An example of VMware's ESXi virtualisation software
Microsoft entered the virtualisation space with Virtual Server and Virtual PC, but it was Hyper-V that brought them in direct competition with VMware and its ESX software.
On its website, VMware provide a cost calculator that provides information on the costs of deploying a VMware solution, depending on the details you enter. Well, the Microsoft Server and Cloud Platform Team have used the calculator themselves based on the following conditions:
- Number of VMs: 100
- Virtualization host type: Server B
- Network storage type: iSCSI SAN
- Compare to vendor: Microsoft
- VMware vSphere 5.1 edition: Enterprise Plus
- Management deployed on physical or virtual: virtual
- Electricity: low
- Real estate: low
With the calculator taking into account everything from license purchase to server hardware costs and power requirements, the figures are interesting. The details used by Microsoft are indicative of a standard datacentre virtualisation scenario.
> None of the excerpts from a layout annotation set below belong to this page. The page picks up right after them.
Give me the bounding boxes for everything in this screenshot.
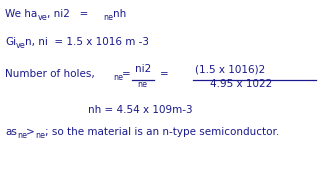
Text: nh: nh [113,9,126,19]
Text: ; so the material is an n-type semiconductor.: ; so the material is an n-type semicondu… [45,127,279,137]
Text: ve: ve [38,13,48,22]
Text: ne: ne [17,131,27,140]
Text: ni2: ni2 [135,64,151,74]
Text: We ha: We ha [5,9,37,19]
Text: >: > [26,127,35,137]
Text: nh = 4.54 x 109m-3: nh = 4.54 x 109m-3 [88,105,193,115]
Text: ne: ne [103,13,113,22]
Text: as: as [5,127,17,137]
Text: ne: ne [137,80,147,89]
Text: =: = [160,69,169,79]
Text: Number of holes,: Number of holes, [5,69,95,79]
Text: (1.5 x 1016)2: (1.5 x 1016)2 [195,64,265,74]
Text: ve: ve [16,41,26,50]
Text: =: = [122,69,131,79]
Text: Gi: Gi [5,37,16,47]
Text: ne: ne [35,131,45,140]
Text: ne: ne [113,73,123,82]
Text: , ni2   =: , ni2 = [47,9,88,19]
Text: n, ni  = 1.5 x 1016 m -3: n, ni = 1.5 x 1016 m -3 [25,37,149,47]
Text: 4.95 x 1022: 4.95 x 1022 [210,79,272,89]
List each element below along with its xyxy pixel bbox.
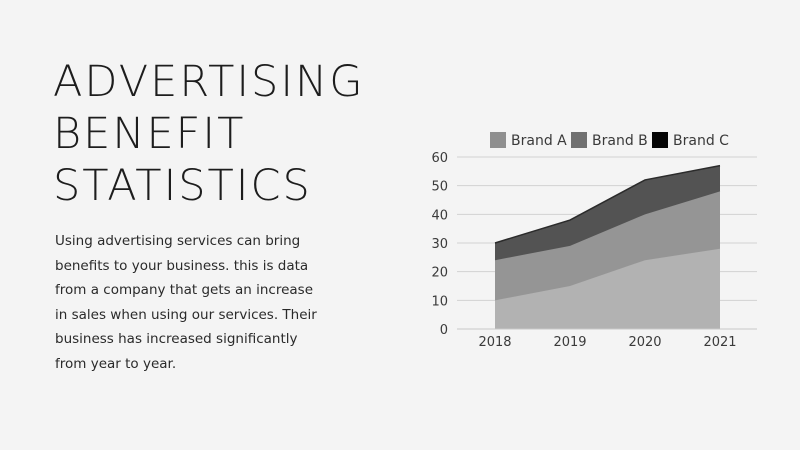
y-tick-label: 0 [440, 323, 448, 338]
area-brand-b [495, 191, 720, 301]
area-brand-c [495, 165, 720, 261]
description-line-5: business has increased significantly [55, 331, 298, 348]
y-tick-label: 50 [431, 180, 448, 195]
y-tick-label: 20 [431, 266, 448, 281]
slide-description: Using advertising services can bring ben… [55, 229, 345, 377]
title-line-2: BENEFIT [53, 109, 246, 159]
chart-legend: Brand A Brand B Brand C [490, 132, 729, 149]
x-tick-label: 2021 [703, 335, 736, 350]
y-tick-label: 30 [431, 237, 448, 252]
legend-label-brand-c: Brand C [673, 133, 729, 149]
title-line-1: ADVERTISING [53, 57, 365, 107]
x-tick-label: 2020 [628, 335, 661, 350]
legend-swatch-brand-c [652, 132, 668, 148]
legend-swatch-brand-a [490, 132, 506, 148]
chart-axes: 0 10 20 30 40 50 60 2018 2019 2020 2021 [431, 151, 757, 350]
legend-label-brand-a: Brand A [511, 133, 567, 149]
area-brand-a [495, 248, 720, 329]
description-line-3: from a company that gets an increase [55, 282, 314, 299]
title-line-3: STATISTICS [53, 161, 312, 211]
description-line-1: Using advertising services can bring [55, 233, 301, 249]
y-tick-label: 60 [431, 151, 448, 166]
description-line-4: in sales when using our services. Their [55, 306, 317, 323]
legend-label-brand-b: Brand B [592, 133, 648, 149]
y-tick-label: 40 [431, 208, 448, 223]
legend-swatch-brand-b [571, 132, 587, 148]
slide-title: ADVERTISING BENEFIT STATISTICS [53, 56, 365, 212]
description-line-6: from year to year. [55, 355, 177, 372]
x-tick-label: 2019 [553, 335, 586, 350]
chart-areas [494, 164, 721, 329]
description-line-2: benefits to your business. this is data [55, 257, 309, 274]
area-edge-brand-c [494, 164, 721, 244]
y-tick-label: 10 [431, 294, 448, 309]
x-tick-label: 2018 [478, 335, 511, 350]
The 19% difference in costs comes from the calculator’s assumption that VMware’s ESXi (VMware’s free virtualisation platform) can run 20% more applications than a Windows Server 2012 Hyper-V host. But that assumption has very little credibility or any real-world customer testimonies to back it up.
It’s not a secret that VMware provide a more costly solution. But their reputation in the virtualisation space has afforded them to be that bit more costly. But the figures that Microsoft is reporting go up from the 19% shown in the example, to around the 440% mark when using the same specs utilising VMware’s vCloud Suite 5.1 against Windows Server 2012 and System Center 2012.
While this costing experiment has been conducted by Microsoft, if you’re currently considering implementing virtualisation, don’t rule out Microsoft due to the infancy of Hyper-V or it’s lower number of deployed solutions.